Obama has learned the lesson from his first term, when he threw all of his weight in order to reach a solution to the Israeli-Palestinian conflict and sent George Mitchell to the Middle East. But a year and a half later, despite the many attempts and good intentions, the envoy reported that the sides were refusing to budge, turned in his keys and retired.
Obama took it personally: He wanted to justify the Nobel Peace Prize he was awarded as an advance at the beginning of his term, but the Middle East was not understanding of his situation. The American president did not conceal his disappointment from Netanyahu and Abbas and turned his back on them – until Secretary of State Kerry arrived and jumpstarted the peace negotiations.
But therein lies the problem: If Obama will continue to be absent/present during the current talks as well, the chances that Kerry will succeed are slim. The Middle East likes dramas and understands very well the language of force and power. Therefore, both sides need to feel the wings of the president spread above them. Otherwise, they will quickly get back to doing what they've done over the years: Drag their feet.

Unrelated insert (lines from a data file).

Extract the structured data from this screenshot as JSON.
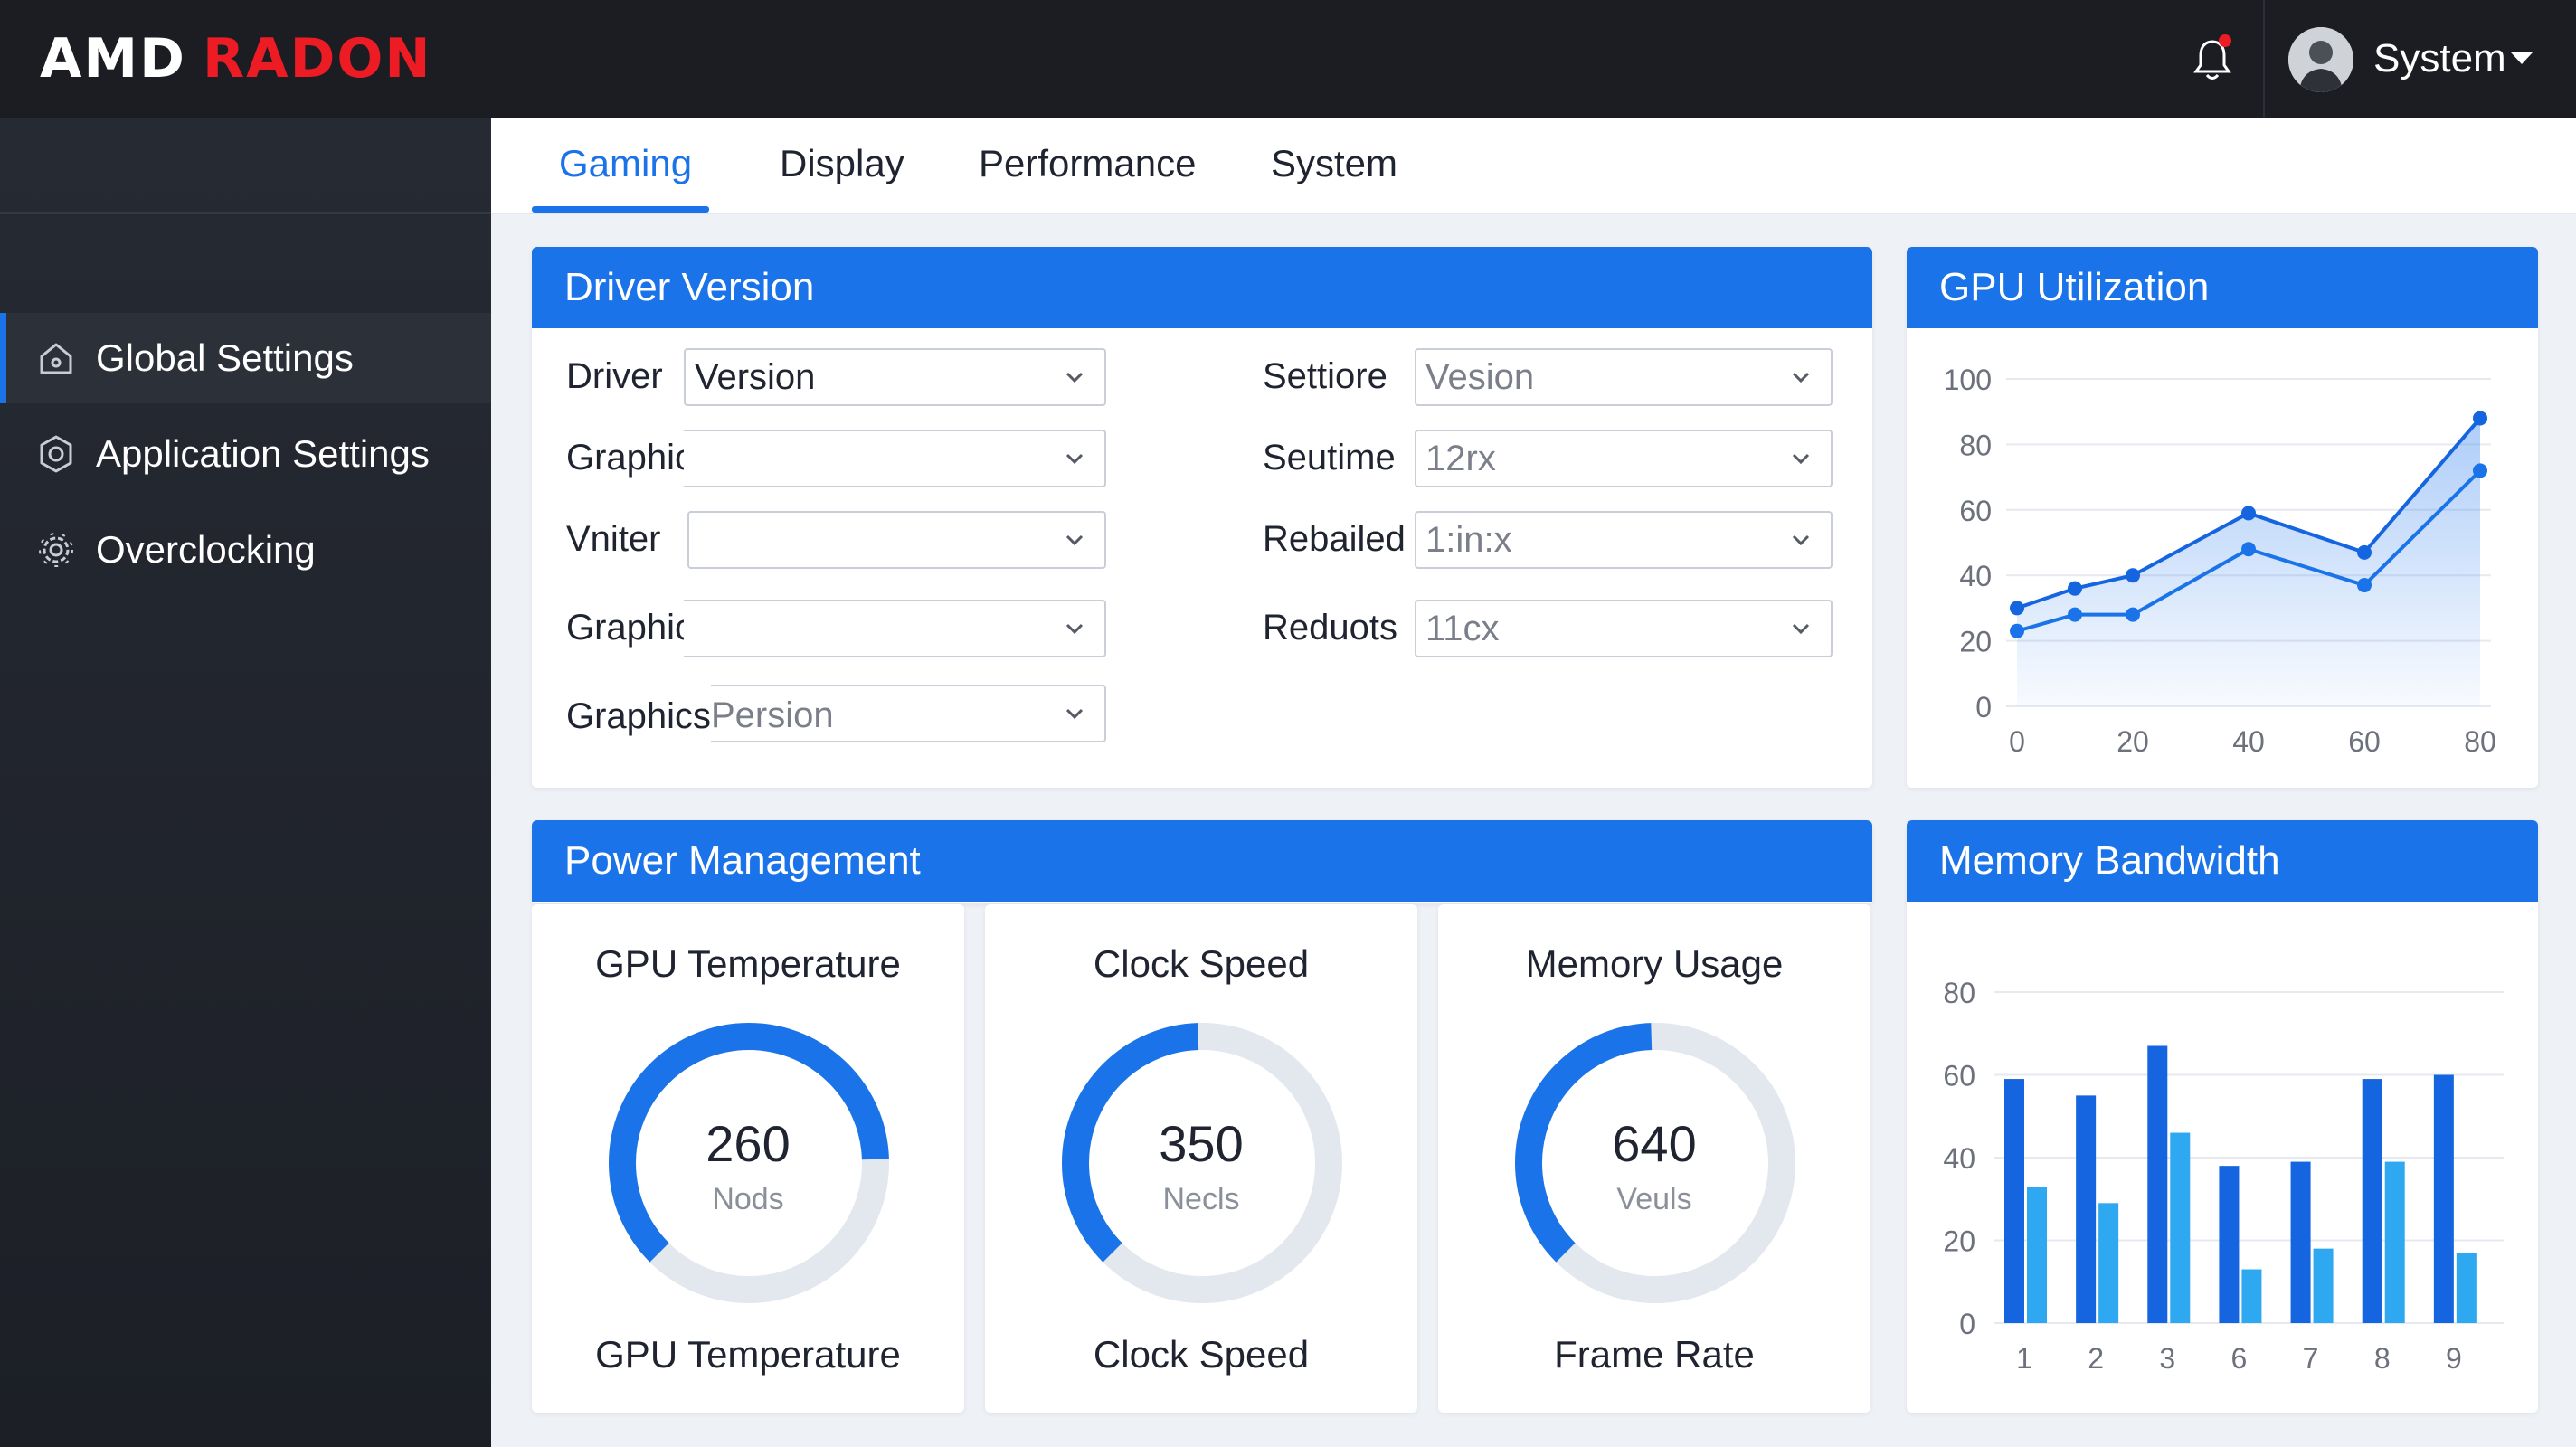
{
  "brand": {
    "part1": "AMD",
    "part2": "RADON"
  },
  "header": {
    "user_name": "System",
    "icons": [
      "bell-icon",
      "chevron-down-icon"
    ]
  },
  "sidebar": {
    "items": [
      {
        "label": "Global Settings",
        "icon": "home-icon",
        "active": true
      },
      {
        "label": "Application Settings",
        "icon": "hexagon-gear-icon",
        "active": false
      },
      {
        "label": "Overclocking",
        "icon": "gear-icon",
        "active": false
      }
    ]
  },
  "tabs": [
    {
      "label": "Gaming",
      "active": true
    },
    {
      "label": "Display",
      "active": false
    },
    {
      "label": "Performance",
      "active": false
    },
    {
      "label": "System",
      "active": false
    }
  ],
  "driver_card": {
    "title": "Driver Version",
    "left_rows": [
      {
        "label": "Driver",
        "value": "Version"
      },
      {
        "label": "Graphics Profile",
        "value": ""
      },
      {
        "label": "Vniter",
        "value": ""
      },
      {
        "label": "Graphics Profile",
        "value": ""
      },
      {
        "label": "Graphics",
        "value": "Persion"
      }
    ],
    "right_rows": [
      {
        "label": "Settiore",
        "value": "Vesion"
      },
      {
        "label": "Seutime",
        "value": "12rx"
      },
      {
        "label": "Rebailed",
        "value": "1:in:x"
      },
      {
        "label": "Reduots",
        "value": "11cx"
      }
    ]
  },
  "power_card": {
    "title": "Power Management",
    "gauges": [
      {
        "title": "GPU Temperature",
        "value": "260",
        "unit": "Nods",
        "footer": "GPU Temperature",
        "fraction": 0.62
      },
      {
        "title": "Clock Speed",
        "value": "350",
        "unit": "Necls",
        "footer": "Clock Speed",
        "fraction": 0.37
      },
      {
        "title": "Memory Usage",
        "value": "640",
        "unit": "Veuls",
        "footer": "Frame Rate",
        "fraction": 0.37
      }
    ],
    "colors": {
      "arc": "#1a73e8",
      "track": "#e3e7ee"
    }
  },
  "gpu_util": {
    "title": "GPU Utilization",
    "chart_data": {
      "type": "line",
      "x": [
        0,
        10,
        20,
        40,
        60,
        80
      ],
      "series": [
        {
          "values": [
            30,
            36,
            40,
            59,
            47,
            88
          ]
        },
        {
          "values": [
            23,
            28,
            28,
            48,
            37,
            72
          ]
        }
      ],
      "x_ticks": [
        0,
        20,
        40,
        60,
        80
      ],
      "y_ticks": [
        0,
        20,
        40,
        60,
        80,
        100
      ],
      "xlim": [
        0,
        80
      ],
      "ylim": [
        0,
        100
      ],
      "grid": true
    }
  },
  "mem_bw": {
    "title": "Memory Bandwidth",
    "chart_data": {
      "type": "bar",
      "categories": [
        "1",
        "2",
        "3",
        "6",
        "7",
        "8",
        "9"
      ],
      "series": [
        {
          "values": [
            59,
            55,
            67,
            38,
            39,
            59,
            60
          ]
        },
        {
          "values": [
            33,
            29,
            46,
            13,
            18,
            39,
            17
          ]
        }
      ],
      "y_ticks": [
        0,
        20,
        40,
        60,
        80
      ],
      "ylim": [
        0,
        80
      ],
      "grid": true,
      "colors": [
        "#1565e0",
        "#2ea8f0"
      ]
    }
  }
}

For a peace agreement to be reached, Obama will eventually have to jump in the water and take on the role of lead actor in this play, because Kerry, with all his good intentions, will not be able to. Obama will either serve as a sponsor for the talks or let Kerry wait alone for the arrival of spring. If the process ends without an agreement, Obama will become indifferent to the Middle East.
The American president considers this to be the last chance during his watch: Peace now and a ceremony on the White House lawn, or the Israelis and Palestinians will have to do it on their own.